Em 1955 produziu seu maior sucesso, Pluft, o Fantasminha, traduzido para vários idiomas. Neste mesmo ano foi convidada para substituir Henriette Morineau em O Diálogo das Carmelitas e montou Tio Vânia no Tablado. A trajetória de Maria Clara encontra-se, em detalhes, na cronologia que se segue aos textos de Luis Raul Machado e, descrita de forma mais pessoal nas partes de sua autoria, no capítulo “Maria Calara Machado por Maria Clara Machado”.
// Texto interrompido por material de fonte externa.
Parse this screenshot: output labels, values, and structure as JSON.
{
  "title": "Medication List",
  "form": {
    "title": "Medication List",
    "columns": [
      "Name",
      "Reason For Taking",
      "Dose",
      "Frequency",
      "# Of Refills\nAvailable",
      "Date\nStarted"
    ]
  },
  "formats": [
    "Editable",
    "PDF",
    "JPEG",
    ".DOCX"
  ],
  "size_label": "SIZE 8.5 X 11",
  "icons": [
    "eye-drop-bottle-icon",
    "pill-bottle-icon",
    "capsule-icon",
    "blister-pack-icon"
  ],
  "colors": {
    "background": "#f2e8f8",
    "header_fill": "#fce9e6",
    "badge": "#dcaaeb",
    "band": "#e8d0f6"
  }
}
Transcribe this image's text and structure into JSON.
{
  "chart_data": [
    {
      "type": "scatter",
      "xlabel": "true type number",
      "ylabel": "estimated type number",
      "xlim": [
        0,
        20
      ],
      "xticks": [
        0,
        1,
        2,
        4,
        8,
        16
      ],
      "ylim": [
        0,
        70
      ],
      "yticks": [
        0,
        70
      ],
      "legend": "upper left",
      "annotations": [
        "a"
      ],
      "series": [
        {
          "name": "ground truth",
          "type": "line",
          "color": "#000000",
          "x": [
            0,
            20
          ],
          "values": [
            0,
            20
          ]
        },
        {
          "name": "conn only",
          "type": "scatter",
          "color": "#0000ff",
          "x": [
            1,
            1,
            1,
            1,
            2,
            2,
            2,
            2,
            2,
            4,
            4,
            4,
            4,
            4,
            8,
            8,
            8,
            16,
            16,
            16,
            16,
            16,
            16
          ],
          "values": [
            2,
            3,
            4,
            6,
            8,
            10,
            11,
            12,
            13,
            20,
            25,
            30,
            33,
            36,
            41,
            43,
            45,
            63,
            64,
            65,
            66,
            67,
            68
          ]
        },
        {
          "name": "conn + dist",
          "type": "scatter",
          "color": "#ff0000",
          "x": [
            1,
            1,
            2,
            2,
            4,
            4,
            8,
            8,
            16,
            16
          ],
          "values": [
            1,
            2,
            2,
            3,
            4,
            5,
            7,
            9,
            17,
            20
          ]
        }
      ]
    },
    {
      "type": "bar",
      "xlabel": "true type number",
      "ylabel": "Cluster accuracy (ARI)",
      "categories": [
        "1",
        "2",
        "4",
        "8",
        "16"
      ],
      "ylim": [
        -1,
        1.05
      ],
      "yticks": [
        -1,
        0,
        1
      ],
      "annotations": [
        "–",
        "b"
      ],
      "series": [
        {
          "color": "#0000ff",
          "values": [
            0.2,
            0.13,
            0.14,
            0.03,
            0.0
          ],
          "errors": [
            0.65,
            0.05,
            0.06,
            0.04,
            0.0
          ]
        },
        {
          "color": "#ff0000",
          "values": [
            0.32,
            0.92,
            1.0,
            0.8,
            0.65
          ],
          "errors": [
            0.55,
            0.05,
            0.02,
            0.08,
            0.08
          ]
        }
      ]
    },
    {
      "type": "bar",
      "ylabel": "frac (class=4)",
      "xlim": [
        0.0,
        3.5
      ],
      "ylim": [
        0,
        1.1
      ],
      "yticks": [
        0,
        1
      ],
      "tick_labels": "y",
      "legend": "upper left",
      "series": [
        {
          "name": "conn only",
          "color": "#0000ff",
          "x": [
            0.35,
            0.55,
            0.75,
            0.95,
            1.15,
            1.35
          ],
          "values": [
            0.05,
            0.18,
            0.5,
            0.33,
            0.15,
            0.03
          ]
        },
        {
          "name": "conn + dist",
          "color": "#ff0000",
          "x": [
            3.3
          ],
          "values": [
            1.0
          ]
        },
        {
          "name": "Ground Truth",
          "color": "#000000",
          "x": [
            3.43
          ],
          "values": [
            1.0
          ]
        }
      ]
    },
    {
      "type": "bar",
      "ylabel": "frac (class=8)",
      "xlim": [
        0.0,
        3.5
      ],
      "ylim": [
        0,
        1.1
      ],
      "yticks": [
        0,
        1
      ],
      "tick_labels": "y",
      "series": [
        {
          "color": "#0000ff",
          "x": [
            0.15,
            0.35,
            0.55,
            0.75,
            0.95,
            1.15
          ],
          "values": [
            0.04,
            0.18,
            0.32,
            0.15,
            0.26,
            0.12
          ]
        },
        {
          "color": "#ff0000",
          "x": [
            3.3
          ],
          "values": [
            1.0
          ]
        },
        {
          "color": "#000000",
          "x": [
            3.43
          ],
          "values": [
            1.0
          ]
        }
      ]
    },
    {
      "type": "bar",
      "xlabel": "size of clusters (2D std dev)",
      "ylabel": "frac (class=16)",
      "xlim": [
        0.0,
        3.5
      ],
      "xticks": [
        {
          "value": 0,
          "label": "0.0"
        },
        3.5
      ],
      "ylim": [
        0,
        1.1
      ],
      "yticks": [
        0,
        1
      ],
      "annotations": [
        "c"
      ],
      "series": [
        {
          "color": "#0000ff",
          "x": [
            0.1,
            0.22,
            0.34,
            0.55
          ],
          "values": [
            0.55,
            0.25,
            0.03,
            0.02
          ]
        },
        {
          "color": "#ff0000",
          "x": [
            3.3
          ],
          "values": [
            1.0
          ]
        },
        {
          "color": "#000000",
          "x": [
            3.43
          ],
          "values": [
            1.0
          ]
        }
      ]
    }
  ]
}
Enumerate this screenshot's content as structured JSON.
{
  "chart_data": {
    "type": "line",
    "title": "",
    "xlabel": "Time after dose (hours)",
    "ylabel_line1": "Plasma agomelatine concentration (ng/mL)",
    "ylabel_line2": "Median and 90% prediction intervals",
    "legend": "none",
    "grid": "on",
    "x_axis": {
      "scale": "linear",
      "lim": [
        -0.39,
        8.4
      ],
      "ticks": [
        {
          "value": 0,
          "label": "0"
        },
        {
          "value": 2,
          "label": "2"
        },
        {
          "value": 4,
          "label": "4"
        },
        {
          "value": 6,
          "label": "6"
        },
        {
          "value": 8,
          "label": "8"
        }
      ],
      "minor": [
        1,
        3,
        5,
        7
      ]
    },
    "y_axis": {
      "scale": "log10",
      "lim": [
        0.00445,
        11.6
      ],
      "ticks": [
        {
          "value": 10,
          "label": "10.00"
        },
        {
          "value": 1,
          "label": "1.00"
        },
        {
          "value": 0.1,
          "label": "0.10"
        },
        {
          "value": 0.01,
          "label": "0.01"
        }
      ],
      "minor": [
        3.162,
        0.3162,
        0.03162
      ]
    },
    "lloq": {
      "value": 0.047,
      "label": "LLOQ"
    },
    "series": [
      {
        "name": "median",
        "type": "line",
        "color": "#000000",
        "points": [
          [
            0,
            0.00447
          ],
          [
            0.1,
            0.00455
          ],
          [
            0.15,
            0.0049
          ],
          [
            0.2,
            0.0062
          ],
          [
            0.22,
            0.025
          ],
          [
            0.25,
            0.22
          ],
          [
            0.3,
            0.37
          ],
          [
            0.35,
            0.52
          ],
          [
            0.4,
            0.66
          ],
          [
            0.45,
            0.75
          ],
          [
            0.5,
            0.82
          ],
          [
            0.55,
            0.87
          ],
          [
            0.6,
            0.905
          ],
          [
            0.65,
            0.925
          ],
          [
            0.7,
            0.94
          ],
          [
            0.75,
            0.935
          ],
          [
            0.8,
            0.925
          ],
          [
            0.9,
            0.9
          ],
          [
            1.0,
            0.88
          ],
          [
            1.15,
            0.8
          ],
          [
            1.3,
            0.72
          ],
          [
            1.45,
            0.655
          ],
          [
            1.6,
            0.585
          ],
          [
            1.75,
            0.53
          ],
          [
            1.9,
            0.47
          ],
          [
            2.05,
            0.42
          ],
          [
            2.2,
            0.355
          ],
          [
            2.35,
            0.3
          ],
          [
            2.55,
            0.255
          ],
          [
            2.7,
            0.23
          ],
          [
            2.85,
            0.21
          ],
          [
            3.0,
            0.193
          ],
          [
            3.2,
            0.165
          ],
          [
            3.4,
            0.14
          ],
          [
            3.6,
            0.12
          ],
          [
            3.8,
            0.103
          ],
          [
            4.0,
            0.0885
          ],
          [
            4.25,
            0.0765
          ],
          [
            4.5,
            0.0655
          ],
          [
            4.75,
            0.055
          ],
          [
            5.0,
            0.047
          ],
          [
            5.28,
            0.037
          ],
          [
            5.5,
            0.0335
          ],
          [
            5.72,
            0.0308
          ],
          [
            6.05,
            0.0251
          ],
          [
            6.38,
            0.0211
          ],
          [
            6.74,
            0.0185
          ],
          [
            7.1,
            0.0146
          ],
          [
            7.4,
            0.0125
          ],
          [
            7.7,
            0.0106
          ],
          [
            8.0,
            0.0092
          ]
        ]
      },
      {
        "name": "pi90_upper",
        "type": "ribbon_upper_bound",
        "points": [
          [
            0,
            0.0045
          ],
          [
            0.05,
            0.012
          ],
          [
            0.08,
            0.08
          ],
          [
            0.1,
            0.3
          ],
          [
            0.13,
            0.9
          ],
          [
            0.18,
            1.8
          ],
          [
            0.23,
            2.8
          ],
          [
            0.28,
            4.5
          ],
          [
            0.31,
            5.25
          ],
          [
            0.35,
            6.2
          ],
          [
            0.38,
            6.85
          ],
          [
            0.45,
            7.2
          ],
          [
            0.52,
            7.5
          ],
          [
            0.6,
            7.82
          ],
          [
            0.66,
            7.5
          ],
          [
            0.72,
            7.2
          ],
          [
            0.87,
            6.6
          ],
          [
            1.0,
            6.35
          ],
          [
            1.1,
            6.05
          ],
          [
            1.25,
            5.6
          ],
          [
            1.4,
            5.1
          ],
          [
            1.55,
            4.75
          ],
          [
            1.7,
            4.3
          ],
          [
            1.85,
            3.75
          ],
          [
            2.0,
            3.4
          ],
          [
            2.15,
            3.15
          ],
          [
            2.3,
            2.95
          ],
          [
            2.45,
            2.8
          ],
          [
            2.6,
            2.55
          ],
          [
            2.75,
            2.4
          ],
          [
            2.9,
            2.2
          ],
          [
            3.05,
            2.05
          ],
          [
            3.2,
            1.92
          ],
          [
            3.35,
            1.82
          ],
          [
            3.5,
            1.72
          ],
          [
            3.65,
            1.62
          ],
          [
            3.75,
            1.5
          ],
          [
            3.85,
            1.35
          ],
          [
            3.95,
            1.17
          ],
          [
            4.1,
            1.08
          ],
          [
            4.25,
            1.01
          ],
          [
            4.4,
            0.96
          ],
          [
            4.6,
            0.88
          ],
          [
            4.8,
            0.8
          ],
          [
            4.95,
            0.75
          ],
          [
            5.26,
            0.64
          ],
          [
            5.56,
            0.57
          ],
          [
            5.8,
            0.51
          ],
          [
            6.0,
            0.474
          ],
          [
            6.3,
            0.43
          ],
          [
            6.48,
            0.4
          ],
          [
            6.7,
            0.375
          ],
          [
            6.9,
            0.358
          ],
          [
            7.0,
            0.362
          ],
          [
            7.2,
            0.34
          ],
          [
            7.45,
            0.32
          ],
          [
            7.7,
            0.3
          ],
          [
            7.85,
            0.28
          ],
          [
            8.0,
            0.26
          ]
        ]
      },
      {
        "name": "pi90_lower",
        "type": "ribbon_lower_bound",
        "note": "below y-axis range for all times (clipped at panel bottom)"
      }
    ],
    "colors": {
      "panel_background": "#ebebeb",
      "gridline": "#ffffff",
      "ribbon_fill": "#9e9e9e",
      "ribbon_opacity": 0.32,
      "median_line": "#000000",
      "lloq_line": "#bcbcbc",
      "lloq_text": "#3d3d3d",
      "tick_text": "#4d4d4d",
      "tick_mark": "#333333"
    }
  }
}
A fortuna crítica apresentada no livro nos dá a perfeita ideia do prestígio da autora. Luiz Raul selecionou alguns comentários entusiásticos de Carlos Drummond de Andrade no Correio da Manha e depois no Jornal do Brasil, e de Maria Julieta, filha do poeta (também tradutora para o espanhol de obras de Maria Clara) em O Globo, em 1984. Do crítico paulista Décio de Almeida Prado em O Estado de São Paulo, de Austregésilo de Athayde no Jornal do Comercio e dos críticos Van Jaffa, Yan Michalski e Barbara Heliodora. Há ainda textos de Luiz Paulo Horta, Maria Antonieta Cunha, Flora Süssekind e Miguel Falabella. O capítulo se encerra com um belo texto até então inédito, de Ana Maria Machado, escrito logo após a morte da autora.
Segue-se a iconografia com fotos e a bibliografia na qual destaco dois dos mais belos livros na literatura infantil brasileira: O Cavalinho Azul, editado pela Cedibra em 1979, com ilustrações de Marie Louise Nery, e Pluft, o Fantasminha, da mesma editora em 1985, ilustrado por Anna Letycia, ambos reeditados pela Nova Fronteira, com ilustrações de Graça Lima.
Para minha alegria assisti a quase todas as peças de Maria Clara com meus pais e mais tarde com meus filhos, sempre emocionada e encantada com a magia do seu teatro. Ao ler esse “Teatro Infantil Completo” relembrei minha vida no bandeirantismo, o belo caminho que Maria Clara percorreu durante toda a sua vida e a enorme influência que exerceu sobre os rumos do teatro brasileiro.
(*) Maria Claro Machado – Teatro Infantil Completo, org. de Luiz Machado. Editora Nova Aguilar, 1155 pgs, R$ 249,90
(**) Laura Sandroni é escritora e membro do Conselho Curador da Fundação Nacional do Livro Infantil e Juvenil.